À la vue du prince, ils accoururent; un d’eux le reconnut.
– Ah! Monseigneur, dit-il, venez-vous chasser tous ces gueux d’Espagnols et tous ces pillards de Lorrains?
– Oui, dit le prince, si tu veux me servir de guide.
– Volontiers, Monseigneur; où Votre Altesse veut-elle que je la conduise?
– Dans quelque endroit élevé, d’où je puisse découvrir Lens et ses environs.
– J’ai votre affaire, en ce cas.
– Je puis me fier à toi, tu es bon Français?
– Je suis un vieux soldat de Rocroy, Monseigneur.
– Tiens, dit le prince en lui donnant sa bourse, voilà pour Rocroy. Maintenant, veux-tu un cheval ou préfères-tu aller à pied?
– À pied, Monseigneur, à pied, j’ai toujours servi dans l’infanterie. D’ailleurs, je compte faire passer Votre Altesse par des chemins où il faudra bien qu’elle mette pied à terre.

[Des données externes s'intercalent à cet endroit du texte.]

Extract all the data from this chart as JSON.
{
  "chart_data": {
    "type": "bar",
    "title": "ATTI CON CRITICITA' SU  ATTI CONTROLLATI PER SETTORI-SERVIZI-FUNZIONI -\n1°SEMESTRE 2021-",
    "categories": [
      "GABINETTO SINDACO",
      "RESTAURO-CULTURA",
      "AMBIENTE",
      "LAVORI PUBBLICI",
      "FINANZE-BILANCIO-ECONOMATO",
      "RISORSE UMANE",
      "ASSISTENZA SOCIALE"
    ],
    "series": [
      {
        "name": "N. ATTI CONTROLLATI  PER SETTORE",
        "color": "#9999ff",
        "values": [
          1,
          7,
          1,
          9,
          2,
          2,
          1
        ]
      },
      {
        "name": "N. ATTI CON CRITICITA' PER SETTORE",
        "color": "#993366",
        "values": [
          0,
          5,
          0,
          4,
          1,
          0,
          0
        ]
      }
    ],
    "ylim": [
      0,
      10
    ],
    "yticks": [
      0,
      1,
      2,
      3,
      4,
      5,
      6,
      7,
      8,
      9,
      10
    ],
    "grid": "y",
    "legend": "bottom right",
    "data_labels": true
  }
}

– Viens donc, dit le prince, et ne perdons pas de temps.
Le paysan partit, courant devant le cheval du prince; puis, à cent pas du village, il prit par un petit chemin perdu au fond d’un joli vallon. Pendant une demi-lieue, on marcha ainsi sous un couvert d’arbres, les coups de canon retentissant si près qu’on eût dit à chaque détonation qu’on allait entendre siffler le boulet. Enfin, on trouva un sentier qui quittait le chemin pour s’escarper au flanc de la montagne. Le paysan prit le sentier en invitant le prince à le suivre. Celui-ci mit pied à terre, ordonna à un de ses aides de camp et à Raoul d’en faire autant, aux autres d’attendre ses ordres en se gardant et se tenant sur le qui-vive, et il commença de gravir le sentier.
Au bout de dix minutes, on était arrivé aux ruines d’un vieux château; ces ruines couronnaient le sommet d’une colline du haut de laquelle on dominait tous les environs. À un quart de lieue à peine, on découvrait Lens aux abois, et, devant Lens, toute l’armée ennemie.